For the embodied AI community, the most significant aspect of V-JEPA 2 is the V-JEPA 2-AC demonstration. Prior work on learned robot policies typically required tens of thousands of robot trajectories collected on the specific embodiment and in similar environments, or relied on heavily engineered simulation pipelines. V-JEPA 2-AC reuses representations learned from internet video, post-trains for a short time on a publicly available teleoperation corpus, and is then deployed on robots in unfamiliar laboratories without any additional data collection. This pattern, sometimes referred to as zero-shot embodied transfer, is widely seen as a prerequisite for scaling general-purpose robot intelligence in the same way that internet-scale pretraining scaled language models.
The results also reframe the role of simulation in robotics.
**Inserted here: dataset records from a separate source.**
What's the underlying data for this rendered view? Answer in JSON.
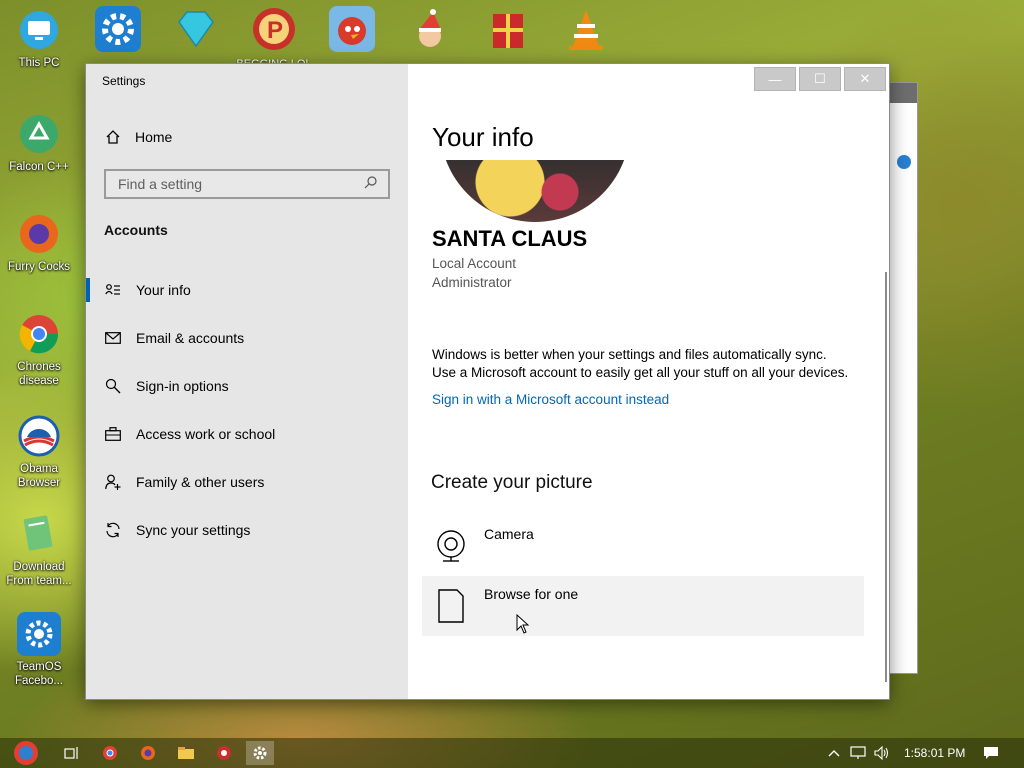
{
  "desktop": {
    "left_icons": [
      {
        "label": "This PC",
        "icon": "monitor-icon",
        "color": "#2fa7e0"
      },
      {
        "label": "Falcon C++",
        "icon": "recycle-icon",
        "color": "#3ca86a"
      },
      {
        "label": "Furry Cocks",
        "icon": "firefox-icon",
        "color": "#e8671c"
      },
      {
        "label": "Chrones disease",
        "icon": "chrome-icon",
        "color": "#db4437"
      },
      {
        "label": "Obama Browser",
        "icon": "obama-logo-icon",
        "color": "#1c5fb0"
      },
      {
        "label": "Download From team...",
        "icon": "notepad-icon",
        "color": "#6fc47a"
      },
      {
        "label": "TeamOS Facebo...",
        "icon": "gear-icon",
        "color": "#1e7fd0"
      }
    ],
    "top_icons": [
      {
        "label": "",
        "icon": "gear-icon",
        "color": "#1e7fd0"
      },
      {
        "label": "",
        "icon": "diamond-icon",
        "color": "#36c7e0"
      },
      {
        "label": "BEGGING LOL",
        "icon": "p-logo-icon",
        "color": "#c8302a"
      },
      {
        "label": "",
        "icon": "angry-bird-icon",
        "color": "#d83a2c"
      },
      {
        "label": "",
        "icon": "santa-icon",
        "color": "#e23e34"
      },
      {
        "label": "",
        "icon": "gift-box-icon",
        "color": "#cc2a2a"
      },
      {
        "label": "",
        "icon": "vlc-cone-icon",
        "color": "#f08a12"
      }
    ]
  },
  "window": {
    "title": "Settings",
    "controls": {
      "minimize": "—",
      "maximize": "☐",
      "close": "✕"
    }
  },
  "sidebar": {
    "home_label": "Home",
    "search_placeholder": "Find a setting",
    "section_title": "Accounts",
    "items": [
      {
        "label": "Your info",
        "icon": "person-card-icon",
        "active": true
      },
      {
        "label": "Email & accounts",
        "icon": "mail-icon",
        "active": false
      },
      {
        "label": "Sign-in options",
        "icon": "key-icon",
        "active": false
      },
      {
        "label": "Access work or school",
        "icon": "briefcase-icon",
        "active": false
      },
      {
        "label": "Family & other users",
        "icon": "person-add-icon",
        "active": false
      },
      {
        "label": "Sync your settings",
        "icon": "sync-icon",
        "active": false
      }
    ]
  },
  "content": {
    "title": "Your info",
    "user_name": "SANTA CLAUS",
    "account_type": "Local Account",
    "account_role": "Administrator",
    "sync_line1": "Windows is better when your settings and files automatically sync.",
    "sync_line2": "Use a Microsoft account to easily get all your stuff on all your devices.",
    "ms_link": "Sign in with a Microsoft account instead",
    "picture_header": "Create your picture",
    "options": [
      {
        "label": "Camera",
        "icon": "camera-icon"
      },
      {
        "label": "Browse for one",
        "icon": "browse-file-icon"
      }
    ]
  },
  "taskbar": {
    "clock": "1:58:01 PM",
    "accent": "#0063b1"
  }
}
Generative world models such as Genie and Cosmos are positioned as ways to synthesize training data for downstream controllers, effectively replacing or augmenting classical simulators. V-JEPA 2 instead skips the generation step and uses the learned predictor directly inside the control loop. Both approaches are likely to coexist, and several research groups have begun exploring hybrid systems that use pixel-generative world models for data augmentation and JEPA-style latent predictors for closed-loop control.
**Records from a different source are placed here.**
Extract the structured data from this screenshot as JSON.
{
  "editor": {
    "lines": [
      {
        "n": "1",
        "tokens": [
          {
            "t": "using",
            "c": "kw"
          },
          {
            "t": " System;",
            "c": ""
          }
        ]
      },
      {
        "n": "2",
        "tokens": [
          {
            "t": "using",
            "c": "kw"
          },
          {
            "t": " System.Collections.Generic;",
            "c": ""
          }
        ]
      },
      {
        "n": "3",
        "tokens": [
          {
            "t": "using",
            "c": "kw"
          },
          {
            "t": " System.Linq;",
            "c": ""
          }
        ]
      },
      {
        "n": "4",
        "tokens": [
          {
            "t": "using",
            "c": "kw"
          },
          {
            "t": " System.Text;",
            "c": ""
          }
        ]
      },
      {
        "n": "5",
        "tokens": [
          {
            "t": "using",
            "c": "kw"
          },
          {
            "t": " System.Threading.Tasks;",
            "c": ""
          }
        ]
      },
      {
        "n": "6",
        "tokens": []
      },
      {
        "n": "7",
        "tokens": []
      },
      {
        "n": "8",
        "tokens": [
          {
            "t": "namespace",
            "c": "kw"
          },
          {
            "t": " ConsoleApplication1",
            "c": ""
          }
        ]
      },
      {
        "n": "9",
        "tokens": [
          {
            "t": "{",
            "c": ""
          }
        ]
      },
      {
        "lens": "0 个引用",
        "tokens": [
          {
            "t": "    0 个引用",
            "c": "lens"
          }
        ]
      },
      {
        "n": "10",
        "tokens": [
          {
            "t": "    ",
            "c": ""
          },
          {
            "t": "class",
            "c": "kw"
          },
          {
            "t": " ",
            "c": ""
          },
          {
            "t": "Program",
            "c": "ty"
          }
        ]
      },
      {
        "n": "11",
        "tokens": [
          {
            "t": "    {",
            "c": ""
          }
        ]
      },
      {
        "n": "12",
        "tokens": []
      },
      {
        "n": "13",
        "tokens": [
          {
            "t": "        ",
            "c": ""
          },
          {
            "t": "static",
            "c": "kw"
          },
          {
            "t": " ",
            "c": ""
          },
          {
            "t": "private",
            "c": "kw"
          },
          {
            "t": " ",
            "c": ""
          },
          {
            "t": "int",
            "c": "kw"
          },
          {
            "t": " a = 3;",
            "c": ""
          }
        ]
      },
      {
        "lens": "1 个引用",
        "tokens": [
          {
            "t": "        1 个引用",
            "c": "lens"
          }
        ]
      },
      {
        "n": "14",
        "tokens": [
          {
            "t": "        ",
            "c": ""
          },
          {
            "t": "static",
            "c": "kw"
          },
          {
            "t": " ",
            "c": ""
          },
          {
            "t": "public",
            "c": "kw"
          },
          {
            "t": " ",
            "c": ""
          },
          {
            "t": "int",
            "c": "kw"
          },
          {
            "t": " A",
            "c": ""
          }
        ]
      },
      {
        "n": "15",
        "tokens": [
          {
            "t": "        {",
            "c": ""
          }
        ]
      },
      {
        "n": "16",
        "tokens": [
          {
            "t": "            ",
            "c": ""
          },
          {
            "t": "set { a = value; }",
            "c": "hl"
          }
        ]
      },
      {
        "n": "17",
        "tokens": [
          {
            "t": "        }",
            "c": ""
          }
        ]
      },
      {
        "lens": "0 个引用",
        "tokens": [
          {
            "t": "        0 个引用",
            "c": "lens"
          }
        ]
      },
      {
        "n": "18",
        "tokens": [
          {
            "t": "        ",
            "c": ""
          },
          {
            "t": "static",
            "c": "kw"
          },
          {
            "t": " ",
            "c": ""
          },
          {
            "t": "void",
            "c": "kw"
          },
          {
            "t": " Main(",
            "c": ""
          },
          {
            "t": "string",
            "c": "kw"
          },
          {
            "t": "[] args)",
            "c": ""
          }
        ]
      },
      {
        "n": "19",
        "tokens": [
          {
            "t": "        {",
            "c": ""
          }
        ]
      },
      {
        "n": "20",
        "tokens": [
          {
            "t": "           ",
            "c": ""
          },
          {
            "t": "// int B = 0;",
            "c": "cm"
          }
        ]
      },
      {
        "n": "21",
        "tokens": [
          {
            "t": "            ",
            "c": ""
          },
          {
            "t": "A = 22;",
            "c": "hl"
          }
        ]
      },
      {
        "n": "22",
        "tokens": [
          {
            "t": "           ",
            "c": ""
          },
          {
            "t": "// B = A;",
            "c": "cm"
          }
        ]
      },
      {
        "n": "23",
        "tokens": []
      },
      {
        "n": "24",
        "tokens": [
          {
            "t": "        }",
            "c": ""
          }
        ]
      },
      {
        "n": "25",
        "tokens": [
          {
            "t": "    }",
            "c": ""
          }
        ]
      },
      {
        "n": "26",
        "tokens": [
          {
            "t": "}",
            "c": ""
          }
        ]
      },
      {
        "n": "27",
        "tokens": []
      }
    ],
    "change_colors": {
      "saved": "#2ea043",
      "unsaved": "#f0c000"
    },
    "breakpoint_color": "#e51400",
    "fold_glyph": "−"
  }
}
Open questions remain. V-JEPA 2-AC is currently evaluated on tabletop manipulation with a relatively short planning horizon and a single arm; it has not yet been demonstrated on dexterous bimanual tasks, mobile manipulation, or long-horizon plans that require explicit task decomposition. The benchmarks introduced alongside the model also reveal substantial gaps between V-JEPA 2 and human performance on physical plausibility detection and causal reasoning, suggesting that the JEPA recipe will need to scale further or be combined with more structured objectives before it can match human-level physical intuition.
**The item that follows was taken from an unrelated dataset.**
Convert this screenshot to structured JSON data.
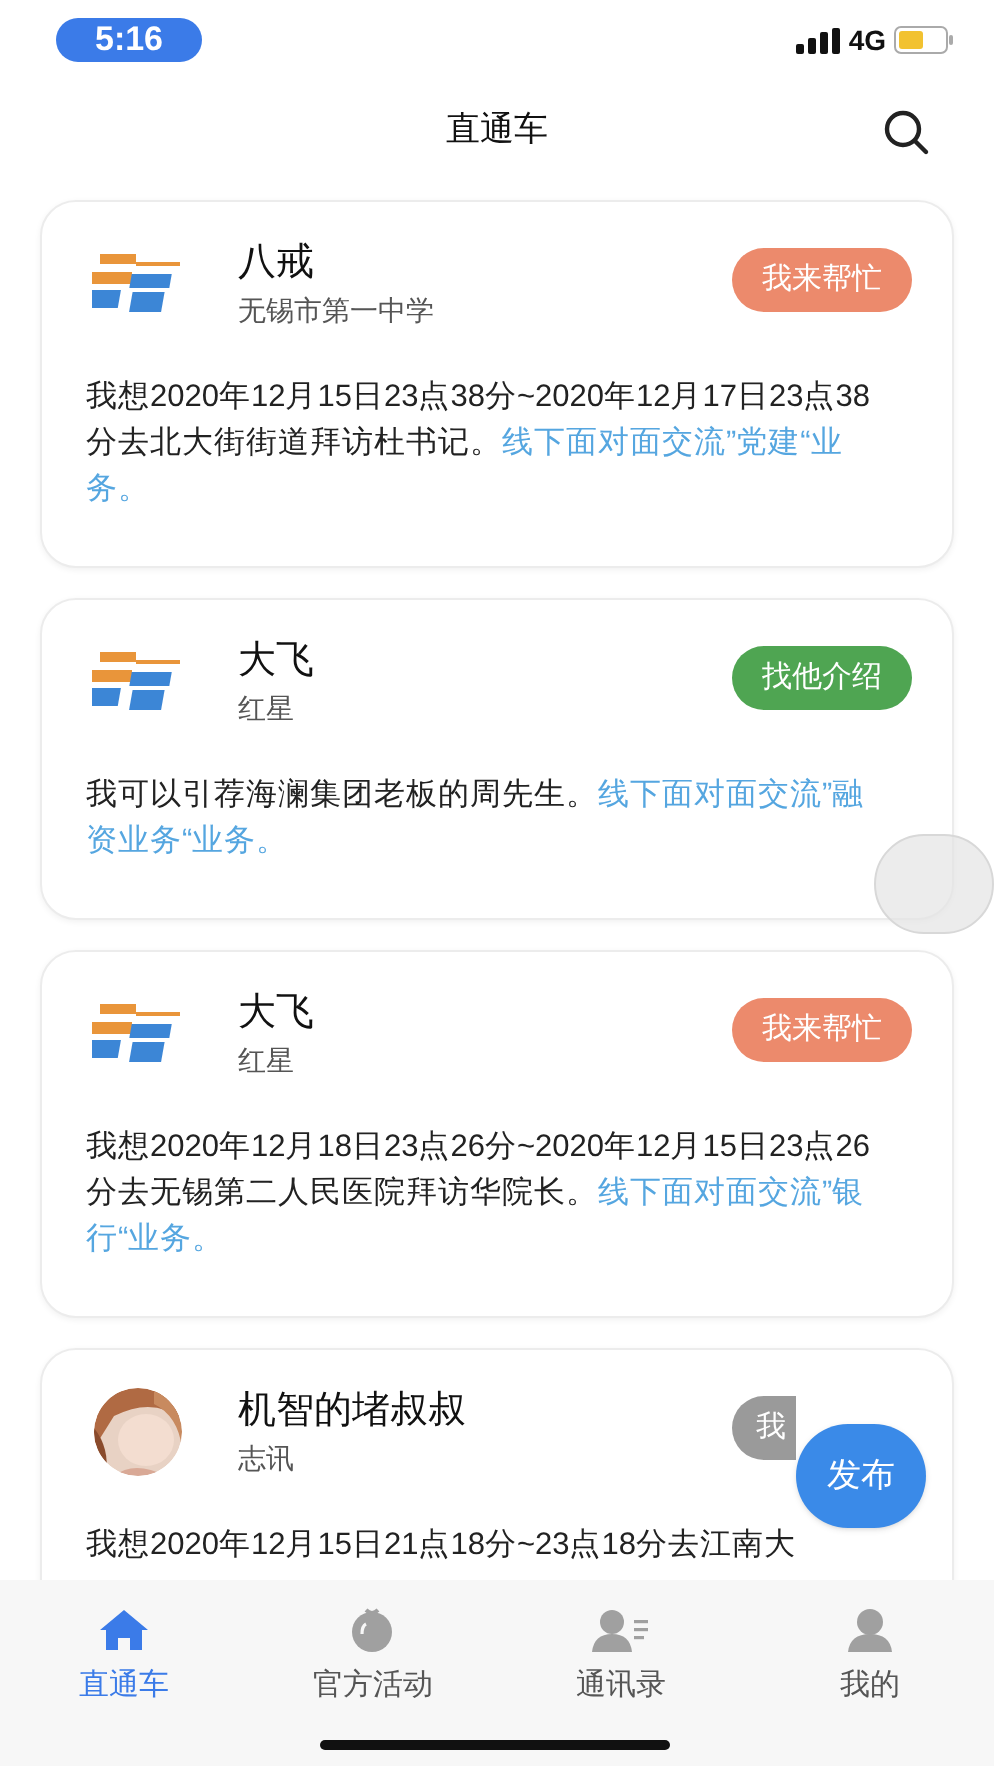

Reception in the AI research and trade press emphasized three points. First, the open-source release with permissive licensing was contrasted favorably with the closed nature of contemporaneous world models from Google DeepMind and Wayve. Second, the zero-shot robot demonstrations were treated as the most impressive evidence to date for LeCun's thesis that latent-space prediction is sufficient for real-world control. Third, observers noted that V-JEPA 2 is one of the first foundation models from a major industrial lab whose primary downstream target is embodied AI rather than chatbots or content generation, and that its release accelerates a shift in industrial AI investment toward physical world modeling.
The paper has been cited as the canonical reference for scaling JEPA-style training to internet-scale video, and the Hugging Face leaderboard for IntPhys 2, MVPBench, and CausalVQA has attracted submissions from groups working on competing architectures, including pixel-generative systems and language-model-centric video agents.